Tony Edwards
The value of user testing

The value of user testing

- 3 mins

At work, the project I head up is entering its final phase of development before release. To make sure that we’re making guests life easier, I’ve hosted a user testing session in recent days. The results are surprisingly unsurprising. Bugs have been flagged up, paths through the app were broken, and features were not used as expected.

It was enlightening!

Whilst we’re well past the prototyping phase, the Designing UX: Prototyping book by Dan Goodwin and Ben has been super useful in setting up this activity. It pushed me into the right mindset for testing in a high fidelity context, giving a great framework for asking the right questions and setting the right tasks for users to work though. Although some of the tooling in the book in out dated, the concepts are solid and will never not be relevant. It’s also a super easy read, and pairs up well with lessons withing ‘The Mum Test’. Both are highly recommended if you’re about to perform this type of task.

Designing UX: Prototyping book

On the day, test users were provided with four groups of related tasks, the kind of things that guests will over the lifecycle of their stay. Feedback was gathered via both a form and conversation, plus observational notes to pair with screen and audio recordings. The perspective afforded by looking over a shoulder instead of testing yourself allows different elements of the product to jump out. E.g,

Testing MAUI apps with users

Talking with frontline staff, those on the end of the phone during both the booking process and during the stay, uncovered a bunch of easy wins for the product.

The process also threw me back to a conversation at the Product Task meetup in Köln. I was talking about testing with a fellow attendee, with the conversation continuing afterwards digitally. I highlighted that my test group will come from within the company. It was suggested that they’d use the product differently to actual guests due to institutional knowledge, whilst I exibited an undeserved level of hubris that they wouldn’t.

Surprise surprise. . . they did.

One of the tasks was to navigate to a booked property, effectivly the stay starting tomorrow. Everyone within the business checked to see if the textual directions were present in the app. Everyone outside of the business simply clicked the map to start navigation within their maps app. This really highlighted how institutional knowledge affects the was a user performs a task. Martin. You were right. . . but only one of us knew that at the time! To paraphrase Tim Herberg, the speaker on the night:

Gut feeling has a place in the discovery process. It can inform the direction in the early days, but should quickly be backed up or discarded due to data.

Unfortunatly, I’d forgotten that point in the sime since and neglected to get the data to back up my assumptions.

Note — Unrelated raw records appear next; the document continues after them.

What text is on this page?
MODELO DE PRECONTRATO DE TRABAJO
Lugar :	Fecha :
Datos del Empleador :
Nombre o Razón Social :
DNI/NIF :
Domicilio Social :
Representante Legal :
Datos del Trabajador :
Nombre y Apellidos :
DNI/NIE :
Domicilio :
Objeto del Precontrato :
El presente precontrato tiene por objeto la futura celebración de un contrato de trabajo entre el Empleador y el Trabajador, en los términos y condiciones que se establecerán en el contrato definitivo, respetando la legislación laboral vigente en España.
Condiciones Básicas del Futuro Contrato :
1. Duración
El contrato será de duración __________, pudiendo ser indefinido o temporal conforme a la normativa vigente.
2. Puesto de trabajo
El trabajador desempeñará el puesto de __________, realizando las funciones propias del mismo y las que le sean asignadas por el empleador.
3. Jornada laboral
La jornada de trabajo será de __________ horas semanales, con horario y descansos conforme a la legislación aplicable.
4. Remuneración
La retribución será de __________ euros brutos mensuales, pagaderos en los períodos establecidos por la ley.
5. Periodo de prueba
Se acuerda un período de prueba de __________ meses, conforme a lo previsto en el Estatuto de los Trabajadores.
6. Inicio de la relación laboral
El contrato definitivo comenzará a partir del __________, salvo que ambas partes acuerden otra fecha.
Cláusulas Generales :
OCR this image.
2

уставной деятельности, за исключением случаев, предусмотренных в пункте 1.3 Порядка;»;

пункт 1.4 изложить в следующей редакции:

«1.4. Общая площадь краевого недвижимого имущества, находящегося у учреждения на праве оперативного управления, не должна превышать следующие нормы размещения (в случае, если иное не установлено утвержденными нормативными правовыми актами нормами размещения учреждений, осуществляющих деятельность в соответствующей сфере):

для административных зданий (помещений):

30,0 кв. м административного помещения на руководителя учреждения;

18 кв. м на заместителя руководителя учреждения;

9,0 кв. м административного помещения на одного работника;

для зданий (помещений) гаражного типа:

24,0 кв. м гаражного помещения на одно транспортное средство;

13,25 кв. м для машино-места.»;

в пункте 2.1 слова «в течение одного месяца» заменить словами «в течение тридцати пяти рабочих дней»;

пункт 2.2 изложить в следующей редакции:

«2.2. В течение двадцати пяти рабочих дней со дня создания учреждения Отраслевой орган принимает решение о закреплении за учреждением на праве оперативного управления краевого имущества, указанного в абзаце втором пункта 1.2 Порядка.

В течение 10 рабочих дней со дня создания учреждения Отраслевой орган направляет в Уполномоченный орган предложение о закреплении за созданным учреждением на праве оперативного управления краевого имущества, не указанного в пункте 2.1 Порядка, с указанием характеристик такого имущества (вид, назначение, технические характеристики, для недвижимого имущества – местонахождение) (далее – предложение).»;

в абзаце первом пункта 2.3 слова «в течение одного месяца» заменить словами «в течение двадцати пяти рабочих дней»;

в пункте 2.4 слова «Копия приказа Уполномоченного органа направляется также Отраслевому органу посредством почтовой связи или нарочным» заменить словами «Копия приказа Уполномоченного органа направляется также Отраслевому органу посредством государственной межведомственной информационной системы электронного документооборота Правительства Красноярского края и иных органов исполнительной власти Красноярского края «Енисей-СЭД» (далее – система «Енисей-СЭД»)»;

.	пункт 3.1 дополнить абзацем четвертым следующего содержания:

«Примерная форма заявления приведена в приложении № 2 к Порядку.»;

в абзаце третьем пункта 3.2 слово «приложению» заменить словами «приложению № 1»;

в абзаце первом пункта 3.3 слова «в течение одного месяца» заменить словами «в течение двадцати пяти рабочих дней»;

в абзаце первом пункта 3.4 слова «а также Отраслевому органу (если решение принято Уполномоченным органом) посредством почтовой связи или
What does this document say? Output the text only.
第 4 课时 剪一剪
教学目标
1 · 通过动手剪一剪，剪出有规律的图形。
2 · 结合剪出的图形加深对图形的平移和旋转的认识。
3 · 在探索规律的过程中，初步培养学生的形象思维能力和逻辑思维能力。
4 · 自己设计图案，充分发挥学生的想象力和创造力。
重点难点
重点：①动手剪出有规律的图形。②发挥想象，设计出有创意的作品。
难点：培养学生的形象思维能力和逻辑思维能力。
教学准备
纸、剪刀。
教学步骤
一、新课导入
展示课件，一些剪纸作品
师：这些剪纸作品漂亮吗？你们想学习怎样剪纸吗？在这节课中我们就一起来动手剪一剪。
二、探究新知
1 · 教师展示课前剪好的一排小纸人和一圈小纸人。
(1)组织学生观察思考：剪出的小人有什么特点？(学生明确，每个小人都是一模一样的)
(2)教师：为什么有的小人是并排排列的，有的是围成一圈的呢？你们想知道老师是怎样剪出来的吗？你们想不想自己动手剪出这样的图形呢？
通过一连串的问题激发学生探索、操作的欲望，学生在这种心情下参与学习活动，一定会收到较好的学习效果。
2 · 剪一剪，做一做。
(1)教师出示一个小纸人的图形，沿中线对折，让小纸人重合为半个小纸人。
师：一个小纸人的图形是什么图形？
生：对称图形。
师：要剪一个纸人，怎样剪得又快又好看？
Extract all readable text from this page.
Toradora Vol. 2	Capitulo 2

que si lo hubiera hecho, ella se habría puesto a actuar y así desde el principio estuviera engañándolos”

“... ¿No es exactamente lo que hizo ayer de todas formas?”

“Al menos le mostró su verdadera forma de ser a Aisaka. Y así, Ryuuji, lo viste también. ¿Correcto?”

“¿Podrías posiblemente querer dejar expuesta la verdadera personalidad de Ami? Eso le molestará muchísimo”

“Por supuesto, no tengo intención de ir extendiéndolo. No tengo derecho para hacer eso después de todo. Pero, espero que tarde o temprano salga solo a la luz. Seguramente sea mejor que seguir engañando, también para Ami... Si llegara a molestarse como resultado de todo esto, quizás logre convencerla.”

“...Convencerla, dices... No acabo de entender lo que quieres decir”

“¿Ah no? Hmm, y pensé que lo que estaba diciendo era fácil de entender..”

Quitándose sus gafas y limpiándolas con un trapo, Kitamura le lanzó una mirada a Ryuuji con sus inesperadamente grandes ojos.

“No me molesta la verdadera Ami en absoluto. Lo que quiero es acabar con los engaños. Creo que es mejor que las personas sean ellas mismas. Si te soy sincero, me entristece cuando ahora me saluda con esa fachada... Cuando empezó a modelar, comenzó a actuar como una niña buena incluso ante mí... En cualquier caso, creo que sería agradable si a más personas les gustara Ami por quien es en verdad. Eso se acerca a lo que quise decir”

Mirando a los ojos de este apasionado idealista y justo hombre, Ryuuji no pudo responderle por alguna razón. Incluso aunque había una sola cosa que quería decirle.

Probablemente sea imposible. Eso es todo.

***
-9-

Overall this was an enlightening process, and one that reminded me of the value that the rapid feedback loop that often comes with an agile-esque development process. Whilst some of the things that were flagged up are solid suggestions, there’s not really enough time to both polish what exists and introduce the refined features before launch day.

Lesson learned.

This was a fun and very useful process to go through as a product developer. I’m now sitting on a pile of actionable feedback, insights from different levels of the business, and even a few ideas that can help make the wider teams life easier via minimal changes to existing products or a quickly vibed prototype.

Oh. . . and biscuits. We ate a lot of biscuits.